When looking at the 10-K, it didn't seem like the convertible notes were the issue. Lots of companies have these, the amounts weren't too large (especially the Asher notes), and they had these notes in 2012 when the pps was higher. What caught my attention was the settlement with Tarpon Bay Partners LLC:

On December 20, 2013, the Company entered into a settlement agreement with Tarpon Bay Partners LLC (“Tarpon”) where by Tarpon acquired certain claims against the Company in the amount of $2,656,152. According to the agreement, the Company will issue a convertible note of $132,000, maturing in 6 months and convertible to the Company’s common stock at a 50% of the lowest closing bid price for the 20 days prior to the conversion. Pursuant to the agreement, the Company and Tarpon submitted the settlement agreement to the Circuit Court of the Second Judicial Circuit, Leon County, Florida for a hearing on the fairness of the agreement and the exemption from registration under the Securities Act of 1933 for the shares that will be issued to Tarpon for resale (“Settlement Shares”). 75% of the proceeds less all applicable fees and charges from the resale of the Settlement Shares will be remitted to the original claim holders of the Company (“Remittance Amount”). The Company agreed to issue sufficient shares to generate proceeds such that the aggregate Remittance Amount equals $2,656,152. On January 27, 2014, the court granted an approval of the settlement agreement. On February 20, 2014 and March 6, 2014, the Company issued Tarpon 3,740,000 and 4,190,000 shares of its common stock, respectively.

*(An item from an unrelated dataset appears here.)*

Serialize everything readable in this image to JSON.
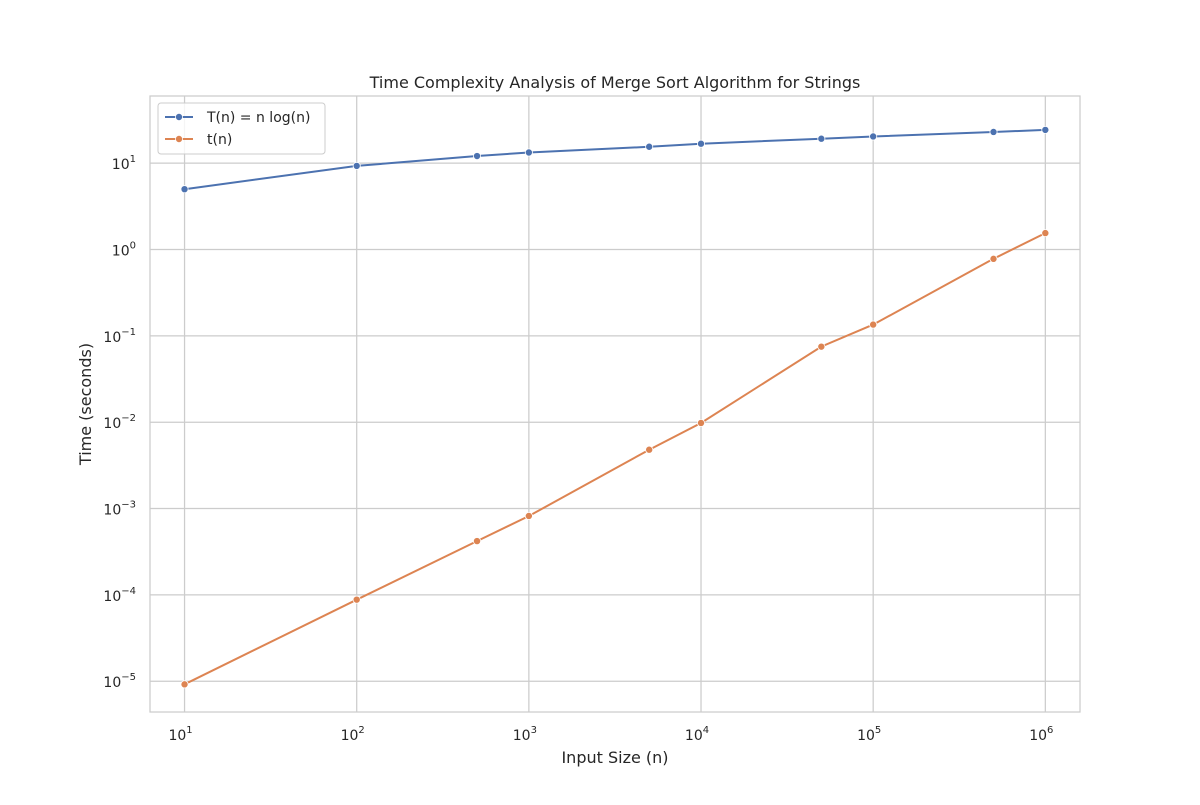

Thus this was a large part of the dilution in January and February (and likely March). At first I thought this settlement was a court settlement (as in ELRA got sued), so I did some digging. Tarpon is a limited liability company, and ELRA has entered an agreement with them to reduce their debt. This can be a good thing. Tarpon has recently (in 2014) involved with several stocks performing a similar act (ENTB, BRND, HBRM, STLK), and 2 of these stocks are green today.

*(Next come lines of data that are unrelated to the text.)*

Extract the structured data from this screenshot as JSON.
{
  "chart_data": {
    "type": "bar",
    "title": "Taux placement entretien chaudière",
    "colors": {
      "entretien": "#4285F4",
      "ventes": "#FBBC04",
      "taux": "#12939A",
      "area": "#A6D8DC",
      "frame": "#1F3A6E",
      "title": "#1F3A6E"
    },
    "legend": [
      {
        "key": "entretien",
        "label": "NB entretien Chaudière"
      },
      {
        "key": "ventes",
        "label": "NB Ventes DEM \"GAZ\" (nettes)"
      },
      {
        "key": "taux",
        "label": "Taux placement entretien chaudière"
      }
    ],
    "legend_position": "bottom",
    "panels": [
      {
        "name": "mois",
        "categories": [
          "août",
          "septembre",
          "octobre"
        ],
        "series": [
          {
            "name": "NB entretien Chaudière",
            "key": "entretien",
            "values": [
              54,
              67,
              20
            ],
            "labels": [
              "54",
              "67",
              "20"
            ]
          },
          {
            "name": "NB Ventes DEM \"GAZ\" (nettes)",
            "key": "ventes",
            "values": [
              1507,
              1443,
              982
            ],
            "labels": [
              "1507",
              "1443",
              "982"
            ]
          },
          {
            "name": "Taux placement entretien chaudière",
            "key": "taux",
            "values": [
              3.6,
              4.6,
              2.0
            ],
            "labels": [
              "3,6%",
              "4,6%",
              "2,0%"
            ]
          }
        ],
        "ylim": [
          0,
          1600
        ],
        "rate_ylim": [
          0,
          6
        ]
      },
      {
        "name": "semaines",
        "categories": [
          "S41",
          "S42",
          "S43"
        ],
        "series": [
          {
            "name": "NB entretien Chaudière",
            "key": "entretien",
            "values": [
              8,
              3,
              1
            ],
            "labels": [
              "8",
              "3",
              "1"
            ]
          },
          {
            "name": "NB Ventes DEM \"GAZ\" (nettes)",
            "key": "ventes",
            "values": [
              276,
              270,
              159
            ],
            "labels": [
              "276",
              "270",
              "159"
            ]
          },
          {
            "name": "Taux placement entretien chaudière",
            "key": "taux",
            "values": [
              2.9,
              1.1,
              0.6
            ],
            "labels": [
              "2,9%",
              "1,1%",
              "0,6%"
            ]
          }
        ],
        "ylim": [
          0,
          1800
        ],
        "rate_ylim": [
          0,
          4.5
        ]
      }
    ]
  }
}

Here is how one company dealt with this issue. With the following PR:


finance.yahoo.com/news/stl-marketing-group-inc-otcqb-055400866.html

Here's an excerpt for the CEO:

"We are pleased to have this process underway, as this exchange does reduce our third party debt by approximately 90%. We understand this may be dilutive, however, we believe this significant reduction of debt will allow the Company the flexibility to raise the necessary funds and apply those funds to ensuring the execution of its business plan and maintain operations. This is an important step for the Company and its shareholders,"

So I believe the main dilutive issue for ELRA has been it's settlement with Tarpon, however, it may be a good thing. And a proper PR (such as above) would have notified shareholders, and we might not be in the situation we currently are in.